Exxon has declared force majeure on the Sakhalin-1 project that it operates with Russia’s Rosneft due to Western sanctions against Moscow.
According to the company’s statement, as quoted by Reuters, sanctions were making it increasingly difficult to sell oil produced at Sakhalin-1.
The project exports some 273,000 barrels daily of Sokol grade crude, with the main destination for the shipments being South Korea. Sakhalin-1 crude is also shipped to Japan, Australia, Thailand, and the United States.
Exxon announced at the start of March that it was going to withdraw from the Sakhalin-1 project following the start of the war in Ukraine, saying it would exit the venture, as well as all its Russian projects, and make no new investments in Russia.

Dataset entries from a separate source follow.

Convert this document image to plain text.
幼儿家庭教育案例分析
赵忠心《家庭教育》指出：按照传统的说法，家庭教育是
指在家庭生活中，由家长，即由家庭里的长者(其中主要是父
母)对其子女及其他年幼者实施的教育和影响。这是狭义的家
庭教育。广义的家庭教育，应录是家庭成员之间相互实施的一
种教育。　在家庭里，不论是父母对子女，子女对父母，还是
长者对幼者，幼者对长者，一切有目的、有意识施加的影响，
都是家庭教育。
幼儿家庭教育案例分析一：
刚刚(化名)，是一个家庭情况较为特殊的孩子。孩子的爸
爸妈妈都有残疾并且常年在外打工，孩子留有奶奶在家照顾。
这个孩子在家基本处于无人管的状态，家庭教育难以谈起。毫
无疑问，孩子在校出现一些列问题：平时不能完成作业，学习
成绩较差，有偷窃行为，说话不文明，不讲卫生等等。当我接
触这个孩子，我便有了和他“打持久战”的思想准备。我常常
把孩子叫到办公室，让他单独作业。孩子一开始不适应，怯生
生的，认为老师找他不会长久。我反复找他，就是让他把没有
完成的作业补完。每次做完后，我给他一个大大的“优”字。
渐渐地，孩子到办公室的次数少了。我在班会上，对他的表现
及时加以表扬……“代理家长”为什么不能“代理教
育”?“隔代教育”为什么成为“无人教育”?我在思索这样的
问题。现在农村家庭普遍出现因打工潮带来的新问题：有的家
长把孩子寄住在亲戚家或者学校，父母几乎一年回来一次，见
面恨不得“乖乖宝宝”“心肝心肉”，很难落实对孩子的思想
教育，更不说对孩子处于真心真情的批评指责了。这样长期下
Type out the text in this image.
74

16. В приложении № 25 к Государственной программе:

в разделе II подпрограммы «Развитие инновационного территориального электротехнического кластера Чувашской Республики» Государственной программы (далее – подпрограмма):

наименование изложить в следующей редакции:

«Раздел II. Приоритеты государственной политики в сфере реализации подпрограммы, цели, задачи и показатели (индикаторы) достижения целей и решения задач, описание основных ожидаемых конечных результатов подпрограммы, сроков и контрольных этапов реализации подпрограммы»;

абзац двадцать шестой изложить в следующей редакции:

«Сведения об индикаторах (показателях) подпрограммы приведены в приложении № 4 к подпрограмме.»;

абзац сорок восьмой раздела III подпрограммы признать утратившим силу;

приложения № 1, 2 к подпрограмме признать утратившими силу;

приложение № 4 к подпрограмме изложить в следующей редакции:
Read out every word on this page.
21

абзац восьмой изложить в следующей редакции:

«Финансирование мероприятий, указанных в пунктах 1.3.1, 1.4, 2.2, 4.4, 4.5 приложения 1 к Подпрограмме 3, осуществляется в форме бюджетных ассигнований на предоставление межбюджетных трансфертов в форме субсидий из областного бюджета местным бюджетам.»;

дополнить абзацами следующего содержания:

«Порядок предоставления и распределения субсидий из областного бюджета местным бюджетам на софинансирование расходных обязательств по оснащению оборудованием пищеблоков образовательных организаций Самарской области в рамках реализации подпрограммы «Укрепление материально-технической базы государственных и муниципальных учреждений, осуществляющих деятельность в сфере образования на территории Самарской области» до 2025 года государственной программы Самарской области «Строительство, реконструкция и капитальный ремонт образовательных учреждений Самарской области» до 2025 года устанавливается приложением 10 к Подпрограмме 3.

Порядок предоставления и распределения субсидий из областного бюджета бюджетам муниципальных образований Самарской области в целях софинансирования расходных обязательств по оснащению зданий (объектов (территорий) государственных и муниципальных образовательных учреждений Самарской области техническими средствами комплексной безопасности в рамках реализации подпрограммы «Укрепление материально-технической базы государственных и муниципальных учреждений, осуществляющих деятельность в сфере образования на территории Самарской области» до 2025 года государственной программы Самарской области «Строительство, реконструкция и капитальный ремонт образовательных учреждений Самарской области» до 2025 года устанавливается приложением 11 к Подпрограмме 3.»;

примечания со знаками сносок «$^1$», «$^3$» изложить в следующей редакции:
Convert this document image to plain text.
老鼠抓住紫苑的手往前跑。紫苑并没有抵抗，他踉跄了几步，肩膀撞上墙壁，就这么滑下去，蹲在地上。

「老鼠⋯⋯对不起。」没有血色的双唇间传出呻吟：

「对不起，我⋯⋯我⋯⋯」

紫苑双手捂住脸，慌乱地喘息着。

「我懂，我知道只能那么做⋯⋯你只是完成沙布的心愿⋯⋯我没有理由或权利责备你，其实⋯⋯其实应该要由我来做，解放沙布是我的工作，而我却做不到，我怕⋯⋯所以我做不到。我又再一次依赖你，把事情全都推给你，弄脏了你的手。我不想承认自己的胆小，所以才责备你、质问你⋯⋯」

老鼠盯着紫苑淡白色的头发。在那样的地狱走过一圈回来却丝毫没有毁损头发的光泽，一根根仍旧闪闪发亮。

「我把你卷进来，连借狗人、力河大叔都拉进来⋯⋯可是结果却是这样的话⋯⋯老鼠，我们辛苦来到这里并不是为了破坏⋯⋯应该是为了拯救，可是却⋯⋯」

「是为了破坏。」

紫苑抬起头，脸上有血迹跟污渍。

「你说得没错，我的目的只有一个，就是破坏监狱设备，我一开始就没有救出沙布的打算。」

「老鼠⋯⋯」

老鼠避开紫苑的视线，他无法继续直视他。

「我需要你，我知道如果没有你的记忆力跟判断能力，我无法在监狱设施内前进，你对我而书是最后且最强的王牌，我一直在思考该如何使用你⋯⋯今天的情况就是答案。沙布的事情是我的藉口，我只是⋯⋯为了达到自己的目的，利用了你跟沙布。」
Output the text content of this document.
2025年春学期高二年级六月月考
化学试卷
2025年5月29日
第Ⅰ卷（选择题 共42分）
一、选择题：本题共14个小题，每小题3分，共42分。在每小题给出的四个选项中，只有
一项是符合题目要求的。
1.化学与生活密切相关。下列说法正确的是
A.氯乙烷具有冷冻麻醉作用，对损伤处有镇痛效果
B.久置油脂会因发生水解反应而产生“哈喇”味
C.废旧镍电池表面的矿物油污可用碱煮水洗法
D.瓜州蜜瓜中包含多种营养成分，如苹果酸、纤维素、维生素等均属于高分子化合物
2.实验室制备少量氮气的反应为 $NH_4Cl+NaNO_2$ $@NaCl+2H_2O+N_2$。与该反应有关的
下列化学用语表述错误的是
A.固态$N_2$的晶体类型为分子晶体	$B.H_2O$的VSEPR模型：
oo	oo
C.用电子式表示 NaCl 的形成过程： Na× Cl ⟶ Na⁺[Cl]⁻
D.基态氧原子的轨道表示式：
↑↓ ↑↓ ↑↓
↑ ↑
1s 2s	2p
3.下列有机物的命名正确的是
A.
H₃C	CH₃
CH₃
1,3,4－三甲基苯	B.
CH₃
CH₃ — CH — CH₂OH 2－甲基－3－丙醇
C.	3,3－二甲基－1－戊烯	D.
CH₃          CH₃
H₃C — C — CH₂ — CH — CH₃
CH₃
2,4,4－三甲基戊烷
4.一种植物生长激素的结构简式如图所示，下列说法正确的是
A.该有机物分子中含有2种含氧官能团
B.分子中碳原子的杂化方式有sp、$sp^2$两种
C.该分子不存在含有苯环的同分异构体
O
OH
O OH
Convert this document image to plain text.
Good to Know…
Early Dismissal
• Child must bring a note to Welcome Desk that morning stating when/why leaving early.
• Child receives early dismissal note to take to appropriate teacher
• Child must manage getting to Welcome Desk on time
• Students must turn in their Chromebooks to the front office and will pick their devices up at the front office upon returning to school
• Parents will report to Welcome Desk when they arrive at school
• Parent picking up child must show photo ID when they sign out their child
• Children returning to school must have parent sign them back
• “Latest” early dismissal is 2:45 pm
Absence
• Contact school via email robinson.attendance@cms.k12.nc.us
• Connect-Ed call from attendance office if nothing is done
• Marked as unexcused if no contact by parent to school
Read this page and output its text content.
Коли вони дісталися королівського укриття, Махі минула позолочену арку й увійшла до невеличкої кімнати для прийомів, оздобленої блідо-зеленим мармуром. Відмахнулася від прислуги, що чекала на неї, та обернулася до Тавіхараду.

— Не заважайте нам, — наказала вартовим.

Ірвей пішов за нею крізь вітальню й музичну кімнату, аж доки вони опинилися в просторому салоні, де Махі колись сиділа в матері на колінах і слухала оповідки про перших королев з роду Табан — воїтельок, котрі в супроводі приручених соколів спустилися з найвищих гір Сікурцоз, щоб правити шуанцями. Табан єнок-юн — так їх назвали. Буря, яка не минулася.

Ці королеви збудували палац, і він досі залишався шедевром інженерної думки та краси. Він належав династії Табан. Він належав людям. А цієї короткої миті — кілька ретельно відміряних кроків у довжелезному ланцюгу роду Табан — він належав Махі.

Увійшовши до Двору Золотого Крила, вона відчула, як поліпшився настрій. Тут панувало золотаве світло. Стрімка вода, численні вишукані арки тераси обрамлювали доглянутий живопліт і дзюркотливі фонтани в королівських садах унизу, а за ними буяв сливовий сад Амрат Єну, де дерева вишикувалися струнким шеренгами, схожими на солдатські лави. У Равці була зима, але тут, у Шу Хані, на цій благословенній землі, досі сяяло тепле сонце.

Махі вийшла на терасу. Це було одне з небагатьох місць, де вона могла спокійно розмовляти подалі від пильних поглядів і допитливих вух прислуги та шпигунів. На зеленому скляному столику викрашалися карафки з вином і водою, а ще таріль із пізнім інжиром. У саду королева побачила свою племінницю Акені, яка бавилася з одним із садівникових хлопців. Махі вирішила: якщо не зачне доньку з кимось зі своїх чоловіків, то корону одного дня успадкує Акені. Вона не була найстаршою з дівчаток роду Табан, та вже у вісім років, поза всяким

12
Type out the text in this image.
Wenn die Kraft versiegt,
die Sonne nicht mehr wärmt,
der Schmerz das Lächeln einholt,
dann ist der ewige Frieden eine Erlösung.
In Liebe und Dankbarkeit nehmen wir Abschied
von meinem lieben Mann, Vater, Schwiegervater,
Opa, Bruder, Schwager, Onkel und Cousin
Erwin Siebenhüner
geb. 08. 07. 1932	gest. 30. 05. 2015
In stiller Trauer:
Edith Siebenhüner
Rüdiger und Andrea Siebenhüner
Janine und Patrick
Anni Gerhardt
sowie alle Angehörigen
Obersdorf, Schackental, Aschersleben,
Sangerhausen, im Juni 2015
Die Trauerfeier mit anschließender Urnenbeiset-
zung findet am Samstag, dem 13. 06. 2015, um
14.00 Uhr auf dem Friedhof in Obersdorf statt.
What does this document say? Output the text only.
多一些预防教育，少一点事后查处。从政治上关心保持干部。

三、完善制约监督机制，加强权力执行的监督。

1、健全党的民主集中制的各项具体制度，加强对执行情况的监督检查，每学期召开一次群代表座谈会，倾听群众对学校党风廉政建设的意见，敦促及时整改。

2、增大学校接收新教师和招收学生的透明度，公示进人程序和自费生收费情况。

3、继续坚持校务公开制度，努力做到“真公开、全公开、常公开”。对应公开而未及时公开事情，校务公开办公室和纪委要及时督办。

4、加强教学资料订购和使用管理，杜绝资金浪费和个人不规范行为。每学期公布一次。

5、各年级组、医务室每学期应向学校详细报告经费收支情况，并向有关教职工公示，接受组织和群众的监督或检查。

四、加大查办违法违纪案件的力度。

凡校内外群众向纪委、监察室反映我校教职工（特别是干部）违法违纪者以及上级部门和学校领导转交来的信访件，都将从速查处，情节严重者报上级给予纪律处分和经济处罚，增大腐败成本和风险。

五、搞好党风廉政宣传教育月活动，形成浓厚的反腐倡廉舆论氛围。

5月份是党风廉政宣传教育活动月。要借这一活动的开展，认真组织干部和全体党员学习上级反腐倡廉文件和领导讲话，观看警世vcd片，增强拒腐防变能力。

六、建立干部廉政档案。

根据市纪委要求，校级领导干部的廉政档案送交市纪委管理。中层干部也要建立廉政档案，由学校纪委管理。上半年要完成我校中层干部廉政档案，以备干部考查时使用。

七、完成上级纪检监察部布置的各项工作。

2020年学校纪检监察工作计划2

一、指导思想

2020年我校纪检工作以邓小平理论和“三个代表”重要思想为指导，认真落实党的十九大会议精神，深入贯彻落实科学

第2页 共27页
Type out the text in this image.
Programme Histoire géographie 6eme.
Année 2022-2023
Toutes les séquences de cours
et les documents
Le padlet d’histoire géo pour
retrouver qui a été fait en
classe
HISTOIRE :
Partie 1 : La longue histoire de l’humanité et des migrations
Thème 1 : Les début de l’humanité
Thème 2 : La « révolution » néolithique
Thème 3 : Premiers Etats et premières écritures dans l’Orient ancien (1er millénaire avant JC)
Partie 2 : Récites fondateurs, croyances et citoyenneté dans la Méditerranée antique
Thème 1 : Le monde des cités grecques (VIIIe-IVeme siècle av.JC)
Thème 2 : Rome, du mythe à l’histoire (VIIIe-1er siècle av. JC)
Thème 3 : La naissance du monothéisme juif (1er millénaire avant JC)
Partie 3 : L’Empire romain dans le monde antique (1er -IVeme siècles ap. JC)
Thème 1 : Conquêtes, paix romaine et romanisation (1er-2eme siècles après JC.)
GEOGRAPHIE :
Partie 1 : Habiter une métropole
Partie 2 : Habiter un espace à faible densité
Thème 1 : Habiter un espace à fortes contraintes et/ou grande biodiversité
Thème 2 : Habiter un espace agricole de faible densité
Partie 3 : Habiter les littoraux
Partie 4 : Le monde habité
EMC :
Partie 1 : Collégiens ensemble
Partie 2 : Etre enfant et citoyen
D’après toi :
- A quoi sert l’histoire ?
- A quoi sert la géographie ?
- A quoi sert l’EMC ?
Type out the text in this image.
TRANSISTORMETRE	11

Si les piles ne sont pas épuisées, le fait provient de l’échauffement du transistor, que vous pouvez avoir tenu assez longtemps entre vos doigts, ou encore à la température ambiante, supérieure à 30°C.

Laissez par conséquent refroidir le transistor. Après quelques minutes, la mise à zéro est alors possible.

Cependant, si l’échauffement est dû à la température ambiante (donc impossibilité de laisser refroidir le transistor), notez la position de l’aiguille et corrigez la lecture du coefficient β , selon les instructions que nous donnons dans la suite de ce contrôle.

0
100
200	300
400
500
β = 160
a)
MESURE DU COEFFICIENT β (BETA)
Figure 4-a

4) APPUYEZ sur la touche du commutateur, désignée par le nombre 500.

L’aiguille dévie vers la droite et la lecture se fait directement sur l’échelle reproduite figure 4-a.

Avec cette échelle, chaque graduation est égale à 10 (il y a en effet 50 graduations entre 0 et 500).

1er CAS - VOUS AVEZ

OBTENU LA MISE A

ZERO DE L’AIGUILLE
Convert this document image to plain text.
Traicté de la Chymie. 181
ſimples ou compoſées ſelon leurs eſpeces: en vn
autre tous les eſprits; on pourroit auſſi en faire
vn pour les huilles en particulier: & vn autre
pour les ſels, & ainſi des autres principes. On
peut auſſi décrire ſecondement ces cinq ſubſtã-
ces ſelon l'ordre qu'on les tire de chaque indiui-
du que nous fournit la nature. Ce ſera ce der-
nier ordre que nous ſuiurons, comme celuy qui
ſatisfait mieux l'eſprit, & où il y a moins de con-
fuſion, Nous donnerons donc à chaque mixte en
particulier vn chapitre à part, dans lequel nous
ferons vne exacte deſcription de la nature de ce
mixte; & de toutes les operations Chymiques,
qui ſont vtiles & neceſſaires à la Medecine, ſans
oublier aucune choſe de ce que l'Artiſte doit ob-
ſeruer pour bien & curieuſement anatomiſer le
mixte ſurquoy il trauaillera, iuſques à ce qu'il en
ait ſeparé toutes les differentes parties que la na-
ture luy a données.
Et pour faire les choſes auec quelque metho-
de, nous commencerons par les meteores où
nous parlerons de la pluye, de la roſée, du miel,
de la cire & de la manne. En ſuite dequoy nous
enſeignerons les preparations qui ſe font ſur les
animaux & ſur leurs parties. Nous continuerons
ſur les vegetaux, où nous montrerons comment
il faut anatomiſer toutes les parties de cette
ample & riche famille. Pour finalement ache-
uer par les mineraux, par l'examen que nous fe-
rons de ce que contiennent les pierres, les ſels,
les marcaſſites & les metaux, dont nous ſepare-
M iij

The move will cost the supermajor an estimated $4 billion.
The sanctions-related problems of the Sakhalin-1 project, which also involves Japanese participation, range from difficulties in finding vessels to carry the oil to international markets, to insurance challenges because of the sanctions, and buyers’ unwillingness to take Russian oil.
Sanctions have led to a decline in Russian oil production. This decline has turned out to be sharper than previously expected. Earlier in April, Reuters reported, citing unnamed sources, that Russia’s oil production had fallen to below 10 million bpd, the lowest since mid-2020.
Later, when official OPEC+ figures came out, they showed that output was above 10 million barrels daily—but barely, at 10.018 million bpd.
This week, Reuters reported that Russia expected a 17-percent decline in oil production this year due to the sanctions. This, the report noted, would be the most significant oil output decline since the ’90s, when Russia’s oil industry suffered from major underinvestment.
Such a sharp decline in production will likely serve as a major driver for oil prices for the rest of the year and maybe even heading into 2023 unless other suppliers help fill the gap.